Our pilot results suggested that the 4S approach was quite accurate in identifying endotracheal and esophageal intubation in both thin and obese cadavers when performed by expert sonographers. Previous studies by Saglam et al.8 and Park et al.13 demonstrated good results, but required the addition of the lung sliding that requires multiple ventilations for confirmation. Ma et al.,9 Werner et al.,12 Milling et al.,14 and Muslu et al.,15 demonstrated excellent sensitivity and specificity with the dynamic transtracheal approach. However, this requires multiple providers and an ultrasound probe on the trachea during the actual intubation attempt. Finally, a recent study by Chou et al.10 demonstrated 98.9% sensitivity and 94.1% specificity for endotracheal intubation utilizing a static transtracheal approach. The authors note in their study that the missed esophageal intubations may have been secondary to a posterior esophagus, which is more likely to be identified correctly with our paramedian approach. Additionally, most of the patients studied were relatively thin with an average BMI of 23, thus limiting its applicability to obese patients.

This study also suggested that the 4S technique is accurate in identifying correct ETT location in thin patients, but appears less accurate in obese cadavers, when performed by novice sonographers. In the study by Chou et al.,10 the two senior residents were supervised by certified ultrasound experts and had received a one hour lecture and eight hours of practice time prior to the study. The residents in our study demonstrated a slightly lower accuracy. However, our residents included all levels of training and only a short, ten-minute educational session. Additionally, the nine hour training session performed by Chou et al.10 may not always be feasible for all locations. Our study was performed during a regularly scheduled cadaver lab and demonstrated only slightly lower accuracy with the ten minute training session. This suggests that the ideal training time may, in fact, be sometime between ten minutes and nine hours.

LIMITATIONS

The primary limitation of this pilot study was the use of a cadaver model. Although fresh cadavers were used, this may not completely mimic the anatomy or experience in a live patient in the ED environment. As a pilot study of a novel technique, the cadaver model provided a safe research and educational environment. Moreover, the cadaver model allowed for a significantly increased number of esophageal intubations when compared to an ED-based population.
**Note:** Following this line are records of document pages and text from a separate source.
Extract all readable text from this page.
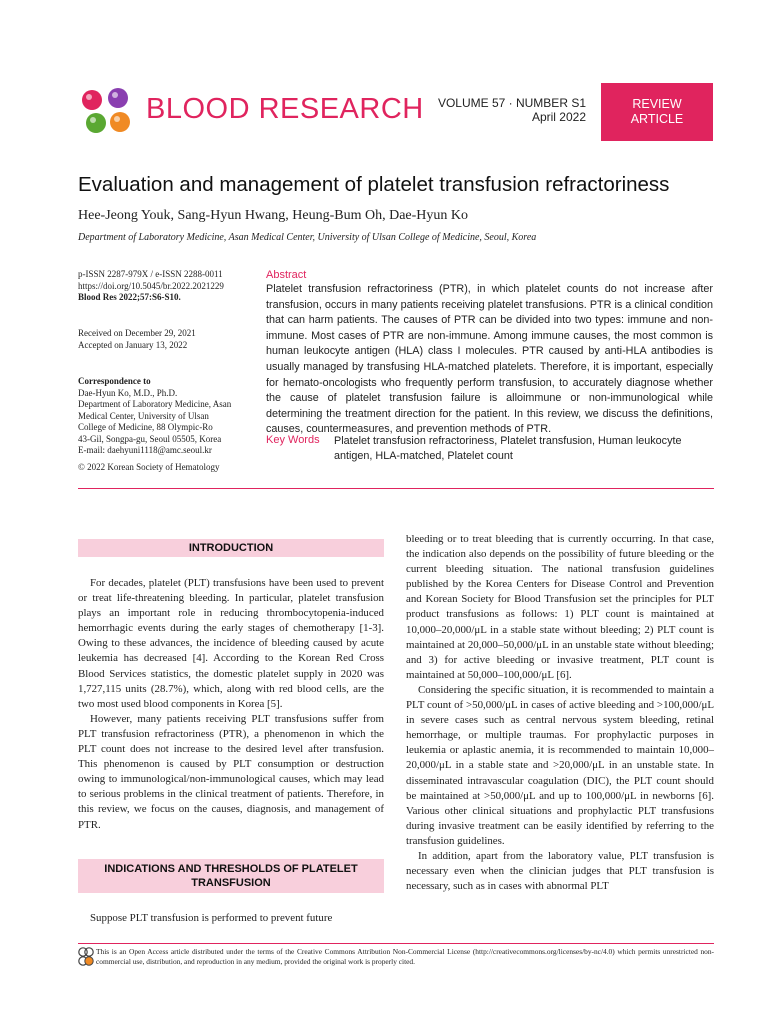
BLOOD RESEARCH	VOLUME 57 · NUMBER S1
April 2022
REVIEW
ARTICLE
Evaluation and management of platelet transfusion refractoriness
Hee-Jeong Youk, Sang-Hyun Hwang, Heung-Bum Oh, Dae-Hyun Ko
Department of Laboratory Medicine, Asan Medical Center, University of Ulsan College of Medicine, Seoul, Korea
p-ISSN 2287-979X / e-ISSN 2288-0011
https://doi.org/10.5045/br.2022.2021229
Blood Res 2022;57:S6-S10.
Received on December 29, 2021
Accepted on January 13, 2022
Correspondence to
Dae-Hyun Ko, M.D., Ph.D.
Department of Laboratory Medicine, Asan
Medical Center, University of Ulsan
College of Medicine, 88 Olympic-Ro
43-Gil, Songpa-gu, Seoul 05505, Korea
E-mail: daehyuni1118@amc.seoul.kr
© 2022 Korean Society of Hematology
Abstract
Platelet transfusion refractoriness (PTR), in which platelet counts do not increase after transfusion, occurs in many patients receiving platelet transfusions. PTR is a clinical condition that can harm patients. The causes of PTR can be divided into two types: immune and non-immune. Most cases of PTR are non-immune. Among immune causes, the most common is human leukocyte antigen (HLA) class I molecules. PTR caused by anti-HLA antibodies is usually managed by transfusing HLA-matched platelets. Therefore, it is important, especially for hemato-oncologists who frequently perform transfusion, to accurately diagnose whether the cause of platelet transfusion failure is alloimmune or non-immunological while determining the treatment direction for the patient. In this review, we discuss the definitions, causes, countermeasures, and prevention methods of PTR.
Key Words Platelet transfusion refractoriness, Platelet transfusion, Human leukocyte antigen, HLA-matched, Platelet count
INTRODUCTION

For decades, platelet (PLT) transfusions have been used to prevent or treat life-threatening bleeding. In particular, platelet transfusion plays an important role in reducing thrombocytopenia-induced hemorrhagic events during the early stages of chemotherapy [1-3]. Owing to these advances, the incidence of bleeding caused by acute leukemia has decreased [4]. According to the Korean Red Cross Blood Services statistics, the domestic platelet supply in 2020 was 1,727,115 units (28.7%), which, along with red blood cells, are the two most used blood components in Korea [5].

However, many patients receiving PLT transfusions suffer from PLT transfusion refractoriness (PTR), a phenomenon in which the PLT count does not increase to the desired level after transfusion. This phenomenon is caused by PLT consumption or destruction owing to immunological/non-immunological causes, which may lead to serious problems in the clinical treatment of patients. Therefore, in this review, we focus on the causes, diagnosis, and management of PTR.

INDICATIONS AND THRESHOLDS OF PLATELET TRANSFUSION

Suppose PLT transfusion is performed to prevent future

bleeding or to treat bleeding that is currently occurring. In that case, the indication also depends on the possibility of future bleeding or the current bleeding situation. The national transfusion guidelines published by the Korea Centers for Disease Control and Prevention and Korean Society for Blood Transfusion set the principles for PLT product transfusions as follows: 1) PLT count is maintained at 10,000–20,000/μL in a stable state without bleeding; 2) PLT count is maintained at 20,000–50,000/μL in an unstable state without bleeding; and 3) for active bleeding or invasive treatment, PLT count is maintained at 50,000–100,000/μL [6].

Considering the specific situation, it is recommended to maintain a PLT count of >50,000/μL in cases of active bleeding and >100,000/μL in severe cases such as central nervous system bleeding, retinal hemorrhage, or multiple traumas. For prophylactic purposes in leukemia or aplastic anemia, it is recommended to maintain 10,000–20,000/μL in a stable state and >20,000/μL in an unstable state. In disseminated intravascular coagulation (DIC), the PLT count should be maintained at >50,000/μL and up to 100,000/μL in newborns [6]. Various other clinical situations and prophylactic PLT transfusions during invasive treatment can be easily identified by referring to the transfusion guidelines.

In addition, apart from the laboratory value, PLT transfusion is necessary even when the clinician judges that PLT transfusion is necessary, such as in cases with abnormal PLT

This is an Open Access article distributed under the terms of the Creative Commons Attribution Non-Commercial License (http://creativecommons.org/licenses/by-nc/4.0) which permits unrestricted non-commercial use, distribution, and reproduction in any medium, provided the original work is properly cited.
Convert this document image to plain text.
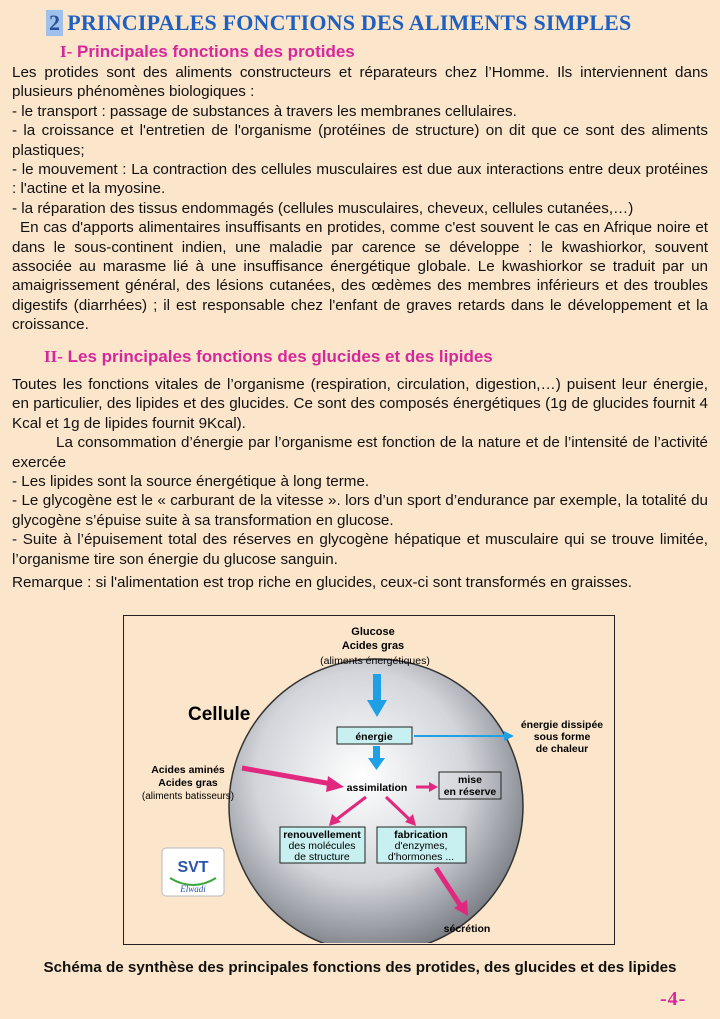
2 PRINCIPALES FONCTIONS DES ALIMENTS SIMPLES
I- Principales fonctions des protides

Les protides sont des aliments constructeurs et réparateurs chez l’Homme. Ils interviennent dans plusieurs phénomènes biologiques :

- le transport : passage de substances à travers les membranes cellulaires.

- la croissance et l'entretien de l'organisme (protéines de structure) on dit que ce sont des aliments plastiques;

- le mouvement : La contraction des cellules musculaires est due aux interactions entre deux protéines : l'actine et la myosine.

- la réparation des tissus endommagés (cellules musculaires, cheveux, cellules cutanées,…)

En cas d'apports alimentaires insuffisants en protides, comme c'est souvent le cas en Afrique noire et dans le sous-continent indien, une maladie par carence se développe : le kwashiorkor, souvent associée au marasme lié à une insuffisance énergétique globale. Le kwashiorkor se traduit par un amaigrissement général, des lésions cutanées, des œdèmes des membres inférieurs et des troubles digestifs (diarrhées) ; il est responsable chez l'enfant de graves retards dans le développement et la croissance.

II- Les principales fonctions des glucides et des lipides

Toutes les fonctions vitales de l’organisme (respiration, circulation, digestion,…) puisent leur énergie, en particulier, des lipides et des glucides. Ce sont des composés énergétiques (1g de glucides fournit 4 Kcal et 1g de lipides fournit 9Kcal).

La consommation d’énergie par l’organisme est fonction de la nature et de l’intensité de l’activité exercée

- Les lipides sont la source énergétique à long terme.

- Le glycogène est le « carburant de la vitesse ». lors d’un sport d’endurance par exemple, la totalité du glycogène s’épuise suite à sa transformation en glucose.

- Suite à l’épuisement total des réserves en glycogène hépatique et musculaire qui se trouve limitée, l’organisme tire son énergie du glucose sanguin.

Remarque : si l'alimentation est trop riche en glucides, ceux-ci sont transformés en graisses.

Glucose
Acides gras
(aliments énergétiques)
Cellule
énergie
énergie dissipée
sous forme
de chaleur
Acides aminés
Acides gras
(aliments batisseurs)
assimilation
mise
en réserve
renouvellement
des molécules
de structure
fabrication
d'enzymes,
d'hormones ...
sécrétion
SVT
Elwadi
Schéma de synthèse des principales fonctions des protides, des glucides et des lipides
-4-
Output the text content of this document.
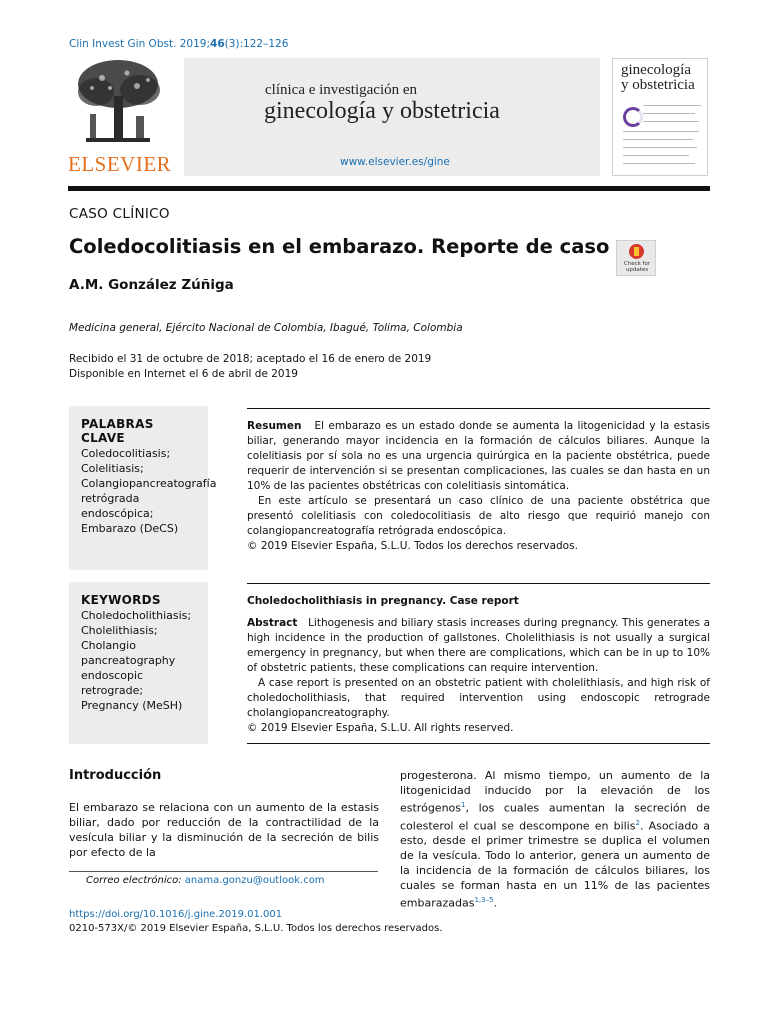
Clin Invest Gin Obst. 2019;46(3):122–126
ELSEVIER
clínica e investigación en
ginecología y obstetricia
www.elsevier.es/gine
ginecología
y obstetricia
CASO CLÍNICO
Coledocolitiasis en el embarazo. Reporte de caso
Check for updates
A.M. González Zúñiga
Medicina general, Ejército Nacional de Colombia, Ibagué, Tolima, Colombia
Recibido el 31 de octubre de 2018; aceptado el 16 de enero de 2019
Disponible en Internet el 6 de abril de 2019
PALABRAS CLAVE
Coledocolitiasis;
Colelitiasis;
Colangiopancreatografía
retrógrada
endoscópica;
Embarazo (DeCS)

Resumen El embarazo es un estado donde se aumenta la litogenicidad y la estasis biliar, generando mayor incidencia en la formación de cálculos biliares. Aunque la colelitiasis por sí sola no es una urgencia quirúrgica en la paciente obstétrica, puede requerir de intervención si se presentan complicaciones, las cuales se dan hasta en un 10% de las pacientes obstétricas con colelitiasis sintomática.

En este artículo se presentará un caso clínico de una paciente obstétrica que presentó colelitiasis con coledocolitiasis de alto riesgo que requirió manejo con colangiopancreatografía retrógrada endoscópica.

© 2019 Elsevier España, S.L.U. Todos los derechos reservados.

KEYWORDS
Choledocholithiasis;
Cholelithiasis;
Cholangio
pancreatography
endoscopic
retrograde;
Pregnancy (MeSH)
Choledocholithiasis in pregnancy. Case report

Abstract Lithogenesis and biliary stasis increases during pregnancy. This generates a high incidence in the production of gallstones. Cholelithiasis is not usually a surgical emergency in pregnancy, but when there are complications, which can be in up to 10% of obstetric patients, these complications can require intervention.

A case report is presented on an obstetric patient with cholelithiasis, and high risk of choledocholithiasis, that required intervention using endoscopic retrograde cholangiopancreatography.

© 2019 Elsevier España, S.L.U. All rights reserved.

Introducción

El embarazo se relaciona con un aumento de la estasis biliar, dado por reducción de la contractilidad de la vesícula biliar y la disminución de la secreción de bilis por efecto de la

progesterona. Al mismo tiempo, un aumento de la litogenicidad inducido por la elevación de los estrógenos$^1$, los cuales aumentan la secreción de colesterol el cual se descompone en bilis$^2$. Asociado a esto, desde el primer trimestre se duplica el volumen de la vesícula. Todo lo anterior, genera un aumento de la incidencia de la formación de cálculos biliares, los cuales se forman hasta en un 11% de las pacientes embarazadas$^{1,3-5}$.

Correo electrónico: anama.gonzu@outlook.com
https://doi.org/10.1016/j.gine.2019.01.001
0210-573X/© 2019 Elsevier España, S.L.U. Todos los derechos reservados.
This provided the opportunity to determine a more accurate assessment of the detection of both endotracheal and esophageal intubations than would be possible in an ED environment. Another limitation was the pooling of expert sonographers with EMRs for assessing the primary outcome. It became apparent by subgroup analysis that the lower overall specificity was strongly influenced by the EMR obese cadaver group. Finally, due to a busy cadaver lab agenda, teaching sessions were limited to 10 minutes which may have been a significant contributing factor to the lower accuracy. In subsequent studies, we will confirm the accuracy of the 4S technique in ED patients as well as the optimal teaching time required.

CONCLUSION

In conclusion, our results suggest that the 4S US technique provides an accurate and rapid bedside technique to confirm endotracheal intubation in a cadaver model. Amongst emergency ultrasound experts, the 4S US technique is accurate and rapid. Amidst novice ultrasonographers, the 4S US technique is accurate in thin patients, but appears less accurate in obese patients. Further studies will determine the optimal teaching time required and the accuracy of the 4S technique in emergency department patients.